“Un Journal qui se respecte ne peut être que d’outre-tombe. Si provocants qu’ils paraissent, les livres qu’on publie de son vivant ne sont que des concessions.” Ultima necat V, 1995.
La publication du Journal intime de Philippe Muray, commencée en 2015, s’achève avec ces deux derniers volumes Ultima necat V et VI qui couvrent les années 1994 à 1997, ultimes tomes terminant l’imposante entreprise éditoriale menée par sa femme, Anne Sefrioui. Comme dans les précédents, notées presque quotidiennement, on y trouvera ses réflexions sur la littérature, sur le long chantier de son roman, constamment interrompu par des travaux alimentaires et traversé par des phases de profond découragement. Mais ce qui ne fluctue jamais, c’est son observation aiguë du monde qui l’entoure, son diagnostic implacable sur les transformations sociales opérées sous la bannière du Bien, ce nouveau totalitarisme qui ne laisse plus place désormais à la singularité ni à la liberté.
Lisant ces charges féroces contre “la folie normatée du XXIe siècle” au nom d’une défense passionnée de la littérature, on ne peut s’empêcher d’être gagné par une immense tristesse : combien ce “prophète incorrect” nous manque ! Heureusement nous restent son merveilleux Céline (Seuil, 1981), le XIXe siècle à travers les âges (Denoël, 1984), son flamboyant la Gloire de Rubens (Grasset, 1991) et, bien sûr, tout ce qu’ont publié Les Belles Lettres à partir de 1991. Disparu en 2006, Philippe Muray n’aura pas eu l’opportunité de pester contre la parentalité positive et les nouvelles mobilités, les réseaux sociaux et les influenceurs, les sensitivity readers et les coordinateurs d’intimité, l’écriture inclusive et l’art immersif, le wokisme et la cancel culture. Pas le temps de fulminer contre toutes les crétineries ambiantes portées par la mode et la doxa (le mainstream eschatologique de la fête universelle) toujours plus niaise et autosatisfaite. Conscient de son propre don, qui lui semblait moins de prophétie que de déduction, il écrivait en 1994 : « Toute ma vie, j’ai moi aussi calculé, à partir de perturbations observables, l’existence de cataclysmes non encore visibles et répertoriés » Et aussi, en 1997 : « Je ne sais rien sur les conditions de vie en 2015, mais le plus raisonnable, me semble-t-il, est de les conjecturer comme le résultat de l’aggravation exponentielle des traits les plus miséreux et les plus approuvés de nos dernières décennies. »
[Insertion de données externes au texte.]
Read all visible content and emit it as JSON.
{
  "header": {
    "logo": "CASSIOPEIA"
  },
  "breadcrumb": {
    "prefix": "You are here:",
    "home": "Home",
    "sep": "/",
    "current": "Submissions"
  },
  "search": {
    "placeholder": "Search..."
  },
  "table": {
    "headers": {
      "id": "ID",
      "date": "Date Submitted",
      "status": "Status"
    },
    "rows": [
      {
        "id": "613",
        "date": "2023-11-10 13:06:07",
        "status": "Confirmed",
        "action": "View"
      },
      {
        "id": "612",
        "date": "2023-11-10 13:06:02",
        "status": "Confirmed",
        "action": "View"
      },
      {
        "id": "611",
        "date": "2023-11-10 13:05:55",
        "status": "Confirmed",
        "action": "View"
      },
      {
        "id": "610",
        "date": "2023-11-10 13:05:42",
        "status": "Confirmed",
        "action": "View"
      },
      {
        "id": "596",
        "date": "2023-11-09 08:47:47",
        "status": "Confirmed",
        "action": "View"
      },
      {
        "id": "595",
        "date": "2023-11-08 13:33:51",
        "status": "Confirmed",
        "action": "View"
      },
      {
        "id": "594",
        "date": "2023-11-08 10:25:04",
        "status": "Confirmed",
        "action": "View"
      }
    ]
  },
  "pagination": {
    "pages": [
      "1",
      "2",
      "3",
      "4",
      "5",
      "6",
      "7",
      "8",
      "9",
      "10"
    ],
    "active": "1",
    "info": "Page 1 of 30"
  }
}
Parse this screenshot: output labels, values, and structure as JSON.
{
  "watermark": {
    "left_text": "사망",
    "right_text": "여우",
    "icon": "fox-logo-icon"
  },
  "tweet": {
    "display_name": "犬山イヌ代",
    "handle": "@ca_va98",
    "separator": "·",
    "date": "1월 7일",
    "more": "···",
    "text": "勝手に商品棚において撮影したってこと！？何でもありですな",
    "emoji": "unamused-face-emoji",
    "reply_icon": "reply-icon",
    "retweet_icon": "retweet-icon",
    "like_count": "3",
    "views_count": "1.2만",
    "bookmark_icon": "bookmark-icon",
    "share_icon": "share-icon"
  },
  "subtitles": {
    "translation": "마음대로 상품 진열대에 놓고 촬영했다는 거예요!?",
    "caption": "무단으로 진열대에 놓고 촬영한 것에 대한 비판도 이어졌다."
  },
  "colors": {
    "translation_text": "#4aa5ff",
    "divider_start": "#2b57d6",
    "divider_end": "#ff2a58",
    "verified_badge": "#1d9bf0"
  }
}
Vingt-huit ans plus tard, force est de constater que tous les signes, symptômes enregistrés de son vivant se pavanent tous azimuts. De fait : « La vie se promène avec un poignard dans le dos. Le monde n’est pas en réparation. Il a été rénové. Entièrement. Et il est mort. Vous avez l’impression qu’il bouge ? Regardez mieux ceux qui s’agitent, regardez bien leurs faces : ce sont les ongles et les cheveux du cadavre qui continuent à pousser. » Terrible constat qui ne fait que mieux ressortir la formidable actualité de Muray en 2024 : aussi pugnace et percutant que d’autres grands contempteurs du passé (Bloy, Bernanos, son cher Céline et l’inénarrable Jean Cau). Et bien davantage que pas mal de “cybercons” d’aujourd’hui selon son expression. « C’est drôle de tenir son journal quand il ne se passe plus rien, quand il ne peut plus rien se passer, sinon un énorme déploiement d’énergie vide pour empêcher à tout prix que ça se sache. Ce vide universellement dénié ne peut être dit que quotidiennement, et en détail. D’où justement, l’intérêt, maintenant, d’un Journal. »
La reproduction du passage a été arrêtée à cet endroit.